The recent summer rally in U.S. equities, fueled by strong corporate profits, falling Treasury yields, and moderate oil prices, is set for critical scrutiny in the coming weeks, according to Raymond James.
In a research note, the firm emphasized that “this rally is built on low oil prices, declining Treasury yields, and steady labor market.”
“All 3 of these will be tested post-Labor Day as Russia/Ukraine continues, another month of jobs data is revealed, and the bond market digests an Appeals court ruling against the legality of some of President Trump’s tariffs,” the analysts added.
Raymond James noted that global equities have experienced a rising asset environment since April, with “nearly every equity index at all-time highs, credit spreads near record lows, [and] non-equity assets at all-time highs.”
The firm attributed this backdrop to “impressive corporate earnings results and 10-year Treasury bond yields that have trended down as the bond market has not reacted to the modest evidence of tariff induced inflation.”
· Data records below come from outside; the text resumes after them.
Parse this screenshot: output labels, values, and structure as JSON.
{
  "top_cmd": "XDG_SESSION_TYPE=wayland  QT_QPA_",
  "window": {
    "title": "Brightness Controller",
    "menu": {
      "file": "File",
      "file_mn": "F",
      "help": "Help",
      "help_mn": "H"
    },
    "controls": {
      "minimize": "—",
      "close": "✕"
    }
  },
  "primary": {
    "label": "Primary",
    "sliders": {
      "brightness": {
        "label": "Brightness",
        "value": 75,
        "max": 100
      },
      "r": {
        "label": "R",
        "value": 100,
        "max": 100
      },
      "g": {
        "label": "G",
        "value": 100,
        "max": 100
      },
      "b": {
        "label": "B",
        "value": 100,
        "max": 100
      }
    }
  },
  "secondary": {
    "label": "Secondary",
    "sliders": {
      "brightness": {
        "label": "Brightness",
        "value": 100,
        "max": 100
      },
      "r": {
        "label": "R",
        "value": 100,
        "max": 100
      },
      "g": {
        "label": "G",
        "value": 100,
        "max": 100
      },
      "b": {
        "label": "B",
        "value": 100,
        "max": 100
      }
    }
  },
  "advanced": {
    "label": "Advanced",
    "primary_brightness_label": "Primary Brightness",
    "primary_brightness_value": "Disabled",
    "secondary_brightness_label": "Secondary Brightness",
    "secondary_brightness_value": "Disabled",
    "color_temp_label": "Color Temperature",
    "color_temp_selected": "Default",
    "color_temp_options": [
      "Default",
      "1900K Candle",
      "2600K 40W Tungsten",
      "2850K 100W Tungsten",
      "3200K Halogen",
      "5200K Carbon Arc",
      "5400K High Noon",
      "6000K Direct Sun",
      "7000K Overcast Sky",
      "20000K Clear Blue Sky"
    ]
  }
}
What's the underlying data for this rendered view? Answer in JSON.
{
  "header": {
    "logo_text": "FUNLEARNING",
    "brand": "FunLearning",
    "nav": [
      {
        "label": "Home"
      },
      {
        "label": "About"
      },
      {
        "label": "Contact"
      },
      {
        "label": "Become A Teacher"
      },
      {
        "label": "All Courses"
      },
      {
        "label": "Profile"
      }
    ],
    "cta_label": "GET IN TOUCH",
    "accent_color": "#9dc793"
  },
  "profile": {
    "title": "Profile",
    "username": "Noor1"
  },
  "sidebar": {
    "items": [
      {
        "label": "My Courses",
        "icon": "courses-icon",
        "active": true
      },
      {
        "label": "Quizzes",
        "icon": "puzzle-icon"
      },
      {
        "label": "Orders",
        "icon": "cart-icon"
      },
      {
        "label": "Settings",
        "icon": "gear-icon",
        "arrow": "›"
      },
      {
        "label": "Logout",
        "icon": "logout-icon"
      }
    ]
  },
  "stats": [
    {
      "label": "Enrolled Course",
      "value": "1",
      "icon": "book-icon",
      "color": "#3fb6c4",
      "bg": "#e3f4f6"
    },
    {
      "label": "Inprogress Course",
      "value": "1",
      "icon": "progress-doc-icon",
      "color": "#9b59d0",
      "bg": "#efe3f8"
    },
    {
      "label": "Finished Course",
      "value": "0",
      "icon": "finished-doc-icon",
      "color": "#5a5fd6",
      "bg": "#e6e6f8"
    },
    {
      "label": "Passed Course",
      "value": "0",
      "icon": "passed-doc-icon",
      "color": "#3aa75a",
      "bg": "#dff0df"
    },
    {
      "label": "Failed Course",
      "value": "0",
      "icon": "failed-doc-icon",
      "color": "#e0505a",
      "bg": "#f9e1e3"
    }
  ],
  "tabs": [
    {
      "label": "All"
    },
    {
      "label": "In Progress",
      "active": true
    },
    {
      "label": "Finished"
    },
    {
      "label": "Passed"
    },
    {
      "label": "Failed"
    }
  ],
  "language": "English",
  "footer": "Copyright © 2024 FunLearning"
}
Analysts also highlighted caution around artificial intelligence stocks. While capital expenditures at major cloud companies continue to expand, “the performance of AI stocks faded in late August as the market broadened” amid concerns about underwhelming new models and an MIT report indicating many AI projects are failing.
Looking ahead, Raymond James expects earnings growth in midcap and small-cap indices to accelerate through late 2025 and into 2026. Nonetheless, the firm warned: “The earnings expectations setup remains for broadening, but it was a year ago too.”